Pagas extras prorrateadas, ¿quién gana más el trabajador o la empresa?

Según el artículo 31 del Estatuto de los Trabajadores, el trabajador tiene derecho, independientemente del sector o convenio que tenga, a dos gratificaciones extraordinarias al año, normalmente en Navidad, que es obligatoria, y la otra libre en función del convenio. Pero la empresa puede prorratear dichas pagas extras, cobrando un poco más a final de cada mes. Pero ¿a quién le interesa más el prorrateo, al trabajador o a la empresa?

Lo primero que tenemos que tener claro es que la cuantía del sueldo de una forma o de otra no varía. El trabajador cobrará la misma cantidad, tanto si lo cobra en 12 mensualidades como si lo hace en 14. Antes de poner en práctica el prorrateo, es necesario asegurarse que el convenido colectivo al que se acoge nuestra empresa no lo prohíbe. El trabajador debe estar informado y de acuerdo a la hora de recibir las pagas prorrateadas.

Ventajas del prorrateo de pagas para la empresa y trabajador

Para las empresas que tienen menos empleados, supone una tesorería más lineal, de forma que es más sencillo para ellas hacer la previsión de los gastos sin tener que afrontar dos picos en cada uno de los momentos del año donde toca abonar las pagas extras.

Por el contrario, para las empresas de mayor tamaño, las pagas extras se pueden convertir en un recurso de tesorería con el que jugar, realizar alguna inversión o financiar alguna de las necesidades de la empresa a coste cero.
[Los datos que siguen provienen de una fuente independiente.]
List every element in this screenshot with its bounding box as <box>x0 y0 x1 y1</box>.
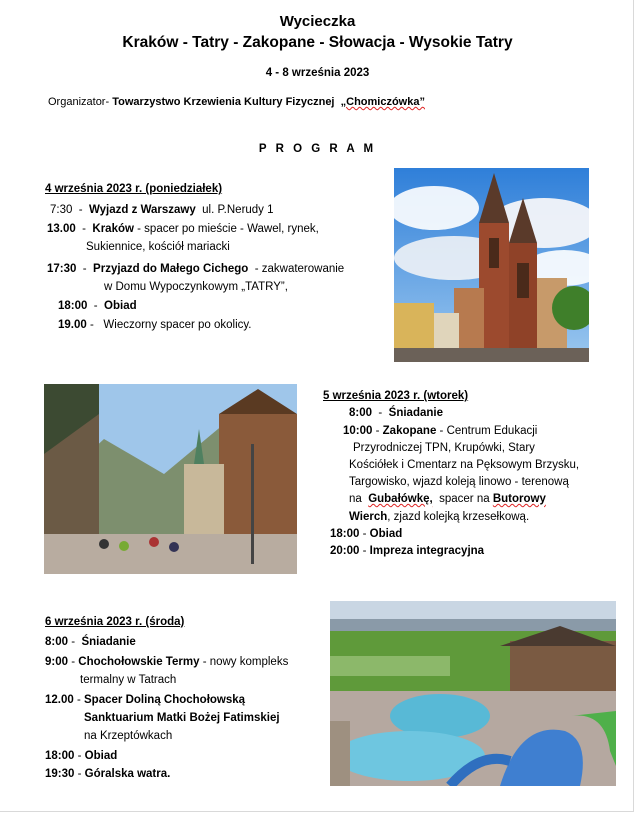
day2-item-4: Targowisko, wjazd koleją linowo - terenową <box>349 476 569 488</box>
trip-dates: 4 - 8 września 2023 <box>265 67 370 79</box>
organizer-label: Organizator- <box>48 96 110 108</box>
day2-item-3: Kościółek i Cmentarz na Pęksowym Brzysku, <box>349 459 580 471</box>
krakow-church-photo <box>394 168 589 362</box>
day2-item-8: 20:00 - Impreza integracyjna <box>330 545 485 557</box>
trip-title: Wycieczka <box>279 13 356 30</box>
day1-item-2: Sukiennice, kościół mariacki <box>86 241 230 253</box>
day1-item-4: w Domu Wypoczynkowym „TATRY”, <box>104 281 288 293</box>
trip-route: Kraków - Tatry - Zakopane - Słowacja - Wysokie Tatry <box>122 34 513 51</box>
day3-item-3: 12.00 - Spacer Doliną Chochołowską <box>45 694 246 706</box>
day2-item-0: 8:00 - Śniadanie <box>349 407 443 419</box>
day3-item-5: na Krzeptówkach <box>84 730 173 742</box>
day2-item-6: Wierch, zjazd kolejką krzesełkową. <box>349 511 530 523</box>
day3-item-7: 19:30 - Góralska watra. <box>45 768 171 780</box>
day1-item-0: 7:30 - Wyjazd z Warszawy ul. P.Nerudy 1 <box>50 204 274 216</box>
day1-heading: 4 września 2023 r. (poniedziałek) <box>45 183 223 195</box>
day3-item-0: 8:00 - Śniadanie <box>45 636 136 648</box>
organizer-nick: „Chomiczówka” <box>340 96 425 108</box>
day3-item-2: termalny w Tatrach <box>80 674 177 686</box>
day3-item-1: 9:00 - Chochołowskie Termy - nowy kompleks <box>45 656 289 668</box>
organizer-name: Towarzystwo Krzewienia Kultury Fizycznej <box>112 96 335 108</box>
day3-item-6: 18:00 - Obiad <box>45 750 118 762</box>
day1-item-6: 19.00 - Wieczorny spacer po okolicy. <box>58 319 252 331</box>
day3-item-4: Sanktuarium Matki Bożej Fatimskiej <box>84 712 280 724</box>
day2-item-5: na Gubałówkę, spacer na Butorowy <box>349 493 546 505</box>
day1-item-1: 13.00 - Kraków - spacer po mieście - Wawel, rynek, <box>47 223 319 235</box>
day1-item-5: 18:00 - Obiad <box>58 300 137 312</box>
day2-heading: 5 września 2023 r. (wtorek) <box>323 390 469 402</box>
day1-item-3: 17:30 - Przyjazd do Małego Cichego - zakwaterowanie <box>47 263 345 275</box>
termy-aquapark-photo <box>330 601 616 786</box>
day3-heading: 6 września 2023 r. (środa) <box>45 616 185 628</box>
day2-item-7: 18:00 - Obiad <box>330 528 403 540</box>
program-heading: P R O G R A M <box>258 143 377 155</box>
day2-item-1: 10:00 - Zakopane - Centrum Edukacji <box>343 425 538 437</box>
day2-item-2: Przyrodniczej TPN, Krupówki, Stary <box>353 442 535 454</box>
zakopane-street-photo <box>44 384 297 574</box>
organizer-line <box>48 96 425 108</box>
Eso sí, tiene que tener la solvencia necesaria para abonar las pagas dobles llegado el momento. La “hucha de las pagas”, por llamarla de alguna manera, supone una oportunidad que muchas compañías no dejan pasar por alto.

Para los trabajadores, en teoría, da lo mismo, porque cobran la misma cantidad. Los defensores de las 14 pagas esgrimen el argumento de la alegría que supone cobrar el doble un mes, sobre todo en épocas como verano o Navidad, que suelen ser de fuerte gasto para las vacaciones y las fiestas.

También hay un aspecto psicológico a tener en cuenta. Cuando se está negociando el salario en una oferta, el bruto mensual en 12 pagas puede parecer superior. Pongamos un ejemplo de un salario bruto anual de 18.000 euros. A la hora de negociar la incorporación de un trabajador, se está ofreciendo un sueldo de 1.500 euros brutos mensuales que quedará en 1.285 en el caso de tener 14 pagas. El salario es el mismo, pero en este caso parece que el puesto es más atractivo de la primera manera.

También se puede dar la vuelta a este argumento; por ejemplo, un trabajador que prefiere las 14 pagas demuestra que no tiene la actitud necesaria para ahorrar mes a mes, para tener los recursos necesarios en verano o Navidad, para afrontar el extra de gasto. También que el trabajador probablemente no va a tener nada ahorrado en el banco, puesto que de otra manera ya tendría el colchón necesario para afrontar dichos gastos.

Si se cobra la paga prorrateada, podemos ir anticipando pagos de regalos u otros extras sin tener que esperar al último momento para pagar. Se puede afrontar el pago del alojamiento de vacaciones o el viaje que queremos realizar porque ya tenemos el dinero en nuestro bolsillo, mientras que de la otra manera en muchas ocasiones el trabajador tiene que acudir a un préstamo, con los gastos de gestión y financiación que esto supone.

Inconvenientes de las pagas extra prorrateadas

El principal inconveniente de las pagas extra lo tenemos en caso de conflictos entre empresa y trabajador. En caso de despido o de cierre de la empresa , a la hora de calcular el finiquito, las pagas extras son siempre un fleco pendiente. Es cierto que el montante de la liquidación es más elevado, al incluir las cantidades pendientes por las pagas de los meses, pero no es menos cierto que muchas veces se producen errores que pasan desapercibidos por los trabajadores en los cálculos de dichos finiquitos precisamente en este concepto de abonos pendientes de pagas.

En el cálculo de la base de la Seguridad Social ya se incluyen las pagas porrateadas, no así el IRPF, razón por la cual el importe de la paga extra a veces es superior al salario normal. En la paga extra lo que no se incluirán serán algunos pluses que se cobran en función del puesto de trabajo, aunque aquí es necesario remitirse al convenio colectivo para ver cuáles entran y cuáles no dentro de la percepción de la paga extra.

Lo cierto es que las pagas extras tienen mucha tradición en España, pero no tanta en otros países de nuestro entorno. Entre empresas y trabajadores hay defensores de ambas opciones, 12 o 14 pagas, pero lo cierto es que para el trabajador es más beneficioso si se abona el salario con las pagas prorrateadas.